• Steven James Gray (6/6/2010)


    Inefficiency is relative. As slow as it is, it's possible to generate enough data to cover a century in less than half an hour when dealing at the minute resolution, and without any effort applied to optimise what's there. Relative to the time and effort to maintain and keep on top of populating a time table manually, it seems like small-fry. You'd not reprocess the whole dimension every time you loaded a fact in to the tables either but rather only incrementally populate ranges as you go.

    Actually inefficiency is not relative, it may just not be noticable. Inefficient is still inefficient if there is another means to generate the same results that is better.
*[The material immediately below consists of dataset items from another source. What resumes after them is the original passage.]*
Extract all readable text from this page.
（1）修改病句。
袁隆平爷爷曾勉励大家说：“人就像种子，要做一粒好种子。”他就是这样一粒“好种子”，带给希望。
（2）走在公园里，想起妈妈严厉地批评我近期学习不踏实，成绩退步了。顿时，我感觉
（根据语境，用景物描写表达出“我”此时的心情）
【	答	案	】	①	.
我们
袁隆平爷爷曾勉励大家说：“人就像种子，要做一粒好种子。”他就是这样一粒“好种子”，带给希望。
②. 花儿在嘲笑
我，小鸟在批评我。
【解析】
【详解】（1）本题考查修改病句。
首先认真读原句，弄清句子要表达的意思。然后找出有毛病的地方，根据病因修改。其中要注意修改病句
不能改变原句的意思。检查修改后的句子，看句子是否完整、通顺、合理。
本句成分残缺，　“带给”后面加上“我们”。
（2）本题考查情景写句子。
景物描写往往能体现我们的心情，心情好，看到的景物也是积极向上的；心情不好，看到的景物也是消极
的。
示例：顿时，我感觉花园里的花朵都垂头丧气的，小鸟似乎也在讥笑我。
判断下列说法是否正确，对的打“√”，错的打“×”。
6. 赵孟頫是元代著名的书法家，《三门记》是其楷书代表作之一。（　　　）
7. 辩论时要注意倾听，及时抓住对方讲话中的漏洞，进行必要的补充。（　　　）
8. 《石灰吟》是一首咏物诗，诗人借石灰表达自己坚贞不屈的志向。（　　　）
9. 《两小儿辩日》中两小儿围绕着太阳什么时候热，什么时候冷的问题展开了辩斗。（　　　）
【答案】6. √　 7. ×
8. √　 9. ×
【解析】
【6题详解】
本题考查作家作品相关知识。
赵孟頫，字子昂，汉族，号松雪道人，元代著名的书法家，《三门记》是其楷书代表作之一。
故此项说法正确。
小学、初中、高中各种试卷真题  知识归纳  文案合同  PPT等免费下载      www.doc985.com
    If you look at the code, the recursive steps in the example given are broken into two recursive elements - the date range and the time one, rather than a single second-level recursive process. The query plans in this case take the date/time combinations and do a table spool over them, and then as each day value is generated it is cross-joined to the time combinations. That's a sum total of 36,500 total recursions per century, total! To prove this is the case try running the following query using the TVF from the article:

    SELECT * FROM dbo.[fn_GetTimestampRange]('1 January 2006','1 February 2006', 0) OPTION(MAXRECURSION 60)

    This will produce a rowset of 44641 rows, but never recurses more than 60 levels as a result of the optimisations obtained by the multiple re-use of the numbers expression within the function. The only part of it that actually grows in cost is the recursive step-per-day. Your maxrecursion value needs to be at least 60, and at most the number of distinct days in the range covered. As a result, this is substantially more efficient than your article would imply.

    It's possible to optimise this even further by doing the same trick when resolving all the possible year/month permutations, meaning the recursive cost would shrink further, but I thought that'd impact readability and not gain much for performance.

    Care to prove your statement? I'm pretty sure that my routine (with a slight modification thanks to you allowing me to see an ineffeciency in my code, which I have fixed in my blog) will consistantly beat your code in head to head competition.

    As it stands the current design has the advantage being an inlinable TVF (and most performance work would likely prevent that), which means it can be used directly in a DSV, and streams the rows as fast as they're produced, rather than waiting for all rows to be computed in a temp-table, as the multi-step TVF approach would do.

    Have you taken a close look at my code (either version)? It is also written as an inline-TVF and can be used in exactly the same fashion as yours. It has the benefit of being more efficient. After making a small modification to my code, I ran both functions to generate 100 years of data at one minute intervals, writing the output to temporary tables:

    set statistics io on;

    set statistics time on;

    select * into #Test1 from dbo.fn_GetTimestampRangeCTE ('2000-01-01','2100-01-01', 0)

    set statistics time off;

    set statistics io off;

    set statistics io on;

    set statistics time on;

    select * into #Test2 from dbo.fn_GetTimestampRangeRCTE ('2000-01-01','2100-01-01', 0) OPTION (MAXRECURSION 0);

    set statistics time off;

    set statistics io off;

    SQL Server Execution Times:

    CPU time = 432079 ms, elapsed time = 453693 ms.

    (52596001 row(s) affected)

    Table 'Worktable'. Scan count 8, logical reads 2046345, physical reads 0, read-ahead reads 0, lob logical reads 0, lob physical reads 0, lob read-ahead reads 0.

    SQL Server Execution Times:

    CPU time = 1525828 ms, elapsed time = 1553694 ms.

    (52596001 row(s) affected)

    Once again, you'll see that your function, using a recursive CTE is quite a bit slower. And even generating 52,596,001 rows of data, mine still isn't generating additional IO like the recursive CTE does.